Our background in mobile webapps gave us the tools to make this thing mobile-ready out of the box. Using HTML5, CSS3, and custom jQuery scripts, we are seeing sub-500ms load times on a regular internet connection. The only images used are on the timebomb.it about page, which is full-width for most screens, and scales seamlessly on a mobile device. We figure with some of the odd situations you could use timebomb.it for, you want it viewable on a phone, quick to access, and easy to read:

- You need the alarm code for your grandmas garage door (just use the password field)
- You want your mom to send you the logins to your AT&T account
- Your co-worker emailed you asking for the credentials to the computer in the testing lab
- You reset the combination-code door lock on your office building, and want to inform your employees

Once you have created a link, we even have the option to “Blow it Up”; not only because it is fun to blow things up, but because you might decide you no longer want the information available. Each data field uses a mix of custom Flash and Javascript enabling a cross-browser click-to-copy feature. We set out for a professional design so users trust it, and super-transparency with the presentation of information- hopefully you agree this is a “mission accomplished”.

Passwords love encryption, give them some love.

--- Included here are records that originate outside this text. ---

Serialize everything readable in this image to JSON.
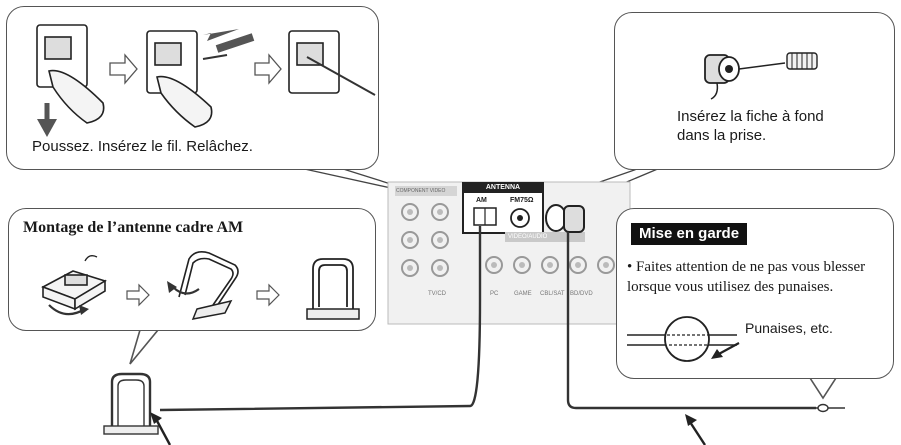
{
  "wire_steps_caption": "Poussez. Insérez le fil. Relâchez.",
  "plug_instruction": "Insérez la fiche à fond dans la prise.",
  "am_assembly_title": "Montage de l’antenne cadre AM",
  "caution": {
    "heading": "Mise en garde",
    "text": "• Faites attention de ne pas vous blesser lorsque vous utilisez des punaises.",
    "pins_label": "Punaises, etc."
  },
  "panel": {
    "antenna_header": "ANTENNA",
    "am_label": "AM",
    "fm_label": "FM75Ω",
    "component_video_label": "COMPONENT VIDEO",
    "video_audio_label": "VIDEO/AUDIO",
    "jack_labels": [
      "TV/CD",
      "PC",
      "GAME",
      "CBL/SAT",
      "BD/DVD"
    ]
  }
}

We use an SSL encrypted connection, or HTTPS, to transfer all information to and from timebomb.it over the internet. This means people snooping your network can’t get a hold of anything you type in, or look at. Our databases are also completely encrypted, expired links are deleted every hour, and no link is ever used twice. Our servers have brute force detection, strict firewalls, and are behind bullet proof glass with armed guards (thanks Media Temple). We currently use a 10-character alpha-numeric random string to generate links; this means there are 3,656,158,440,062,979 (3.65 quadrillion) links available. Put it this way, the odds someone winning the lottery, getting struck by lighting, and dating a supermodel in their lifetime are better than their chance of finding a timebomb.it link (remember, links must expire within a week).

CIA: Confidentiality, Integrity, Availability

This acronym represents the three widely accepted components of information security. We have described how we address confidentiality and integrity using some great technology, but the most important aspect is availability. Sure, random URL’s may not be a great idea to send nuclear launch codes, but its a heck of a lot better than sending them in a plain-text email. In security we make trade-offs, and we know that if a system is too hard to use, or takes too long to access, it will get scrapped. Our mission is to provide something really secure, and to force people to think about things like security and password management, while not slowing them down.

Thats a Wrap, plus an API with a Wrapper

We never want to leave our automation-loving, UI-enhancing developers without something neat and exciting, and this is why we made a simple API and PHP wrapper, check it out: timebomb.it API and PHP Wrapper Class. Please make sure to leave you thoughts in the comments, we hope you all enjoy this little tool.